Senate Armed Services Committee Ranking Member Jack Reed (D-RI), who voted against the bill in committee, is offering an amendment that would shut off the slush fund until an agreement was made to lift the caps. This would certainly be an improvement and would make it much more clear to lawmakers that they would have to come to a sequester relief deal rather than fund defense through gimmicks. A bigger step would be to codify, for legislative purposes, strict criteria for what can qualify as OCO spending, thus ensuring that lawmakers cannot abuse this gimmick this year or in future years.

While the NDAA takes a clear step back on fiscal responsibility with regards to OCO, it does take positive steps on reforming military compensation that the Pentagon has generally supported to make it easier to budget within the current spending caps.

For one, the NDAA reduces the basic pay raise by 1 percentage point (lowering it from 2.3 percent to 1.3 percent) and reduces the Basic Allowance for Housing from 99 percent of costs to 95 percent. But the biggest changes come in military retirement and TRICARE.

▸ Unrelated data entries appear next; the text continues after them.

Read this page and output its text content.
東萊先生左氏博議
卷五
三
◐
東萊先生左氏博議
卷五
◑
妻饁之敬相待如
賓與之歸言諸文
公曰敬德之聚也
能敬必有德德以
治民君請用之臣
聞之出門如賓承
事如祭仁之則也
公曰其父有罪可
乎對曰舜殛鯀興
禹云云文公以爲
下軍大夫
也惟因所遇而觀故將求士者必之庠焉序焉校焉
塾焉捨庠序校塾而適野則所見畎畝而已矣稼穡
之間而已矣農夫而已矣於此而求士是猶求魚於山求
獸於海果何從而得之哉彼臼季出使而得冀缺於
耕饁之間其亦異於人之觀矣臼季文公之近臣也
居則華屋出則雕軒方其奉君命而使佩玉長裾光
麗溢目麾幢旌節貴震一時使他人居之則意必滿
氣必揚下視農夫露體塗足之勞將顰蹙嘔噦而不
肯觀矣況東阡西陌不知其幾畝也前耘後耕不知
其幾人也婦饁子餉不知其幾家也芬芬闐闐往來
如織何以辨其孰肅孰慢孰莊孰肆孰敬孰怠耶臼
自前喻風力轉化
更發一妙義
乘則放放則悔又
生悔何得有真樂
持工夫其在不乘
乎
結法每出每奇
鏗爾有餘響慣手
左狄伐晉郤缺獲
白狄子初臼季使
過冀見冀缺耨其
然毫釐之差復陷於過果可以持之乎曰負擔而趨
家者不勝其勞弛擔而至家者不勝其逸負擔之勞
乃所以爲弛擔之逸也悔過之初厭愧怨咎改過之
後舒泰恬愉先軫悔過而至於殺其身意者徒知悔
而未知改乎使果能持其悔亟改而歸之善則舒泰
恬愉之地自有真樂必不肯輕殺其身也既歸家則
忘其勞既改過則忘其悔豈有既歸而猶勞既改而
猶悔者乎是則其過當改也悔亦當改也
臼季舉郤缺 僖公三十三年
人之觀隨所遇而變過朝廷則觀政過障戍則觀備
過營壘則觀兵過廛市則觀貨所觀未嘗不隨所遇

The bill adopts key features of the Military Compensation and Retirement Modernization Commission's recommendations for military retirement. It changes the current defined-benefit system that only benefits those who have a 20-year military career to a hybrid system. Service members would have 1 percent of their pay automatically contributed to the Thrift Savings Plan (TSP), a defined contribution plan for federal employees, and after two years of service, they would have additional contributions of up to 4 percent of pay matched. The defined-benefit pension would be reduced from 2.5 percent to 2 percent of base pay, and retirees would have the option of receiving a lump-sum payment when they leave the service in exchange for reduced annuities later.

On TRICARE, the bill does not adopt the MCRMC's recommendations -- which would replace TRICARE with an allowance to buy health insurance for active-duty service members -- but it does adopt the Pentagon's requested policy for pharmacy co-pays after the authorization bill last year approved a much more limited increase. The schedule of increases is shown below.

The mandatory spending and revenue changes would reduce deficits by $4 billion over ten years. CBO does say that the bill would increase deficits in the second decade as a result of the lump-sum payment, but that provision -- and thus the bill itself -- would ultimately save money over the longer term as the reduced annuities would overtake the lump-sum payments. These changes are a good step forward but do not go as far as the MCRMC and the Pentagon have recommended in some cases.

The compensation reforms are a good step forward, but ultimately they have a much smaller effect than the OCO slush fund the bill contains. Hopefully, the full Senate will move to limit the gimmick.